Taki's Magazine
- Available in: English
- Headquarters: {{{location_country}}}
- Owner: The American Conservative (since 2026)
- Website: www.takimag.com
- Launched: February 5, 2007; 19 years ago
- Current status: Active

= Taki's Magazine =

Political online magazine

Taki's Magazine, called Takimag for short, is an online magazine of politics and culture published by the Greek paleoconservative writer Taki Theodoracopulos. Initially called Taki's Top Drawer, the site was redesigned and relaunched under its current title in March 2008 with a subsequent redesign in 2010. It was acquired by The American Conservative in April 2026.

Formerly edited by his daughter Mandolyna Theodoracopulos, it has published articles by right-wing and far-right figures including Pat Buchanan, Ann Coulter, John Stossel, Steve Sailer, Gavin McInnes, Jared Taylor, and Richard Spencer; as well as in support of the Greek far-right political party Golden Dawn.

== History ==
Founded on 5 February 2007, the intent of the site, according to Theodoracopulos, was to "shake up the stodgy world of so-called 'conservative' opinion." Theodoracopulos said: "Takimag is a libertarian webzine. We believe the best stories are smart, cheeky, and culturally relevant. We take our politics like we take life—lightly." Theodoracopulos, a "New York society gadfly", the playboy son of a Greek shipping magnate, and co-founder of The American Conservative, had been a controversial columnist in publications like The Spectator, and noted for his use of racial and ethnic slurs. Taki's Magazine drew note for its inclusion of white nationalist and white supremacist authors. Vox called it "openly racist" in 2016. New York magazine in 2017 said Taki's appealed to "hepcat paleoconservatives and cosmopolitan racists".

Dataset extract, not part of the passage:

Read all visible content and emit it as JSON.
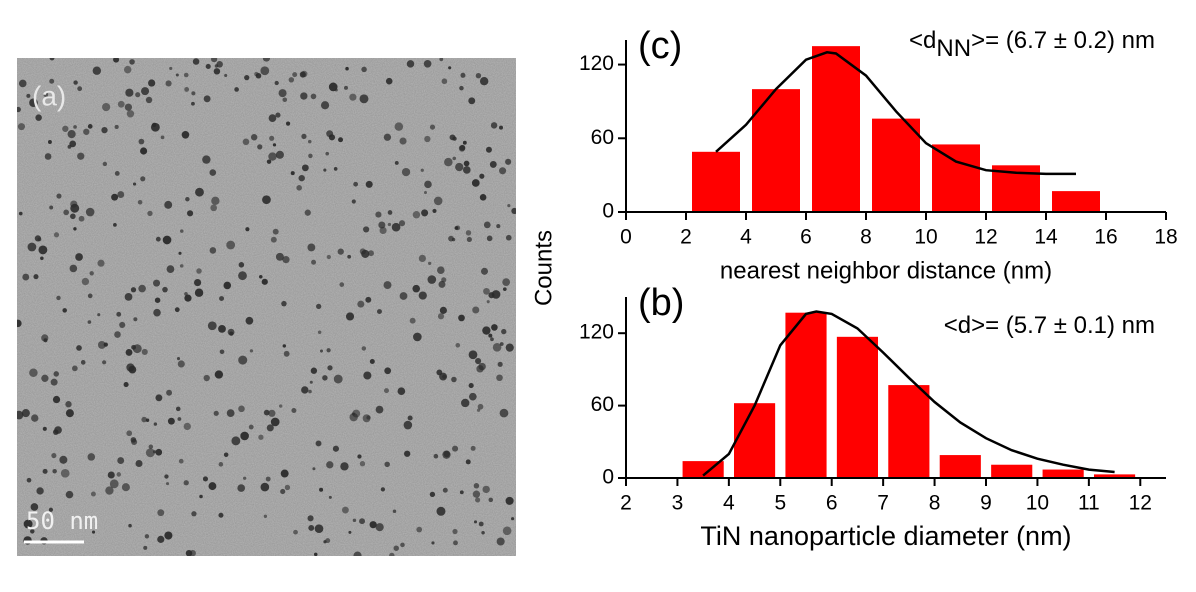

Taki's Magazine had Richard Spencer as its editor for about two years, through 2009; Spencer's tenure played a role in marshaling and naming what would eventually become the alt-right. Using the headline "The Decline and Rise of the Alternative Right", Taki's under Spencer published a 2008 speech by Paul Gottfried to the H.L. Mencken Club, a group Gottfried had formed with Spencer's help that year. The magazine also began to use the phrase "alternative right" frequently in other articles about the development of a new, less neo-conservative, more racialist politics emerging in the conservative movement. This term was later adopted and shortened to "alt-right".

John Derbyshire was fired by National Review in 2012 after he wrote a derogatory column for Taki's Magazine responding to "the talk" given by American black parents to their children.

Gavin McInnes' Taki's column, which began around 2011, made casual use of racial and anti-gay slurs, as described by the Southern Poverty Law Center. In 2016, McInnes announced on the Taki's website the founding of his neo-fascist street-fighting group the Proud Boys.

Taki's published articles by Theodoracopulos in support of the Greek far-right political party Golden Dawn.

In January 2026, Taki's daughter resigned as the editor of the magazine, citing personal reasons. In April 2026, the magazine was acquired by The American Conservative.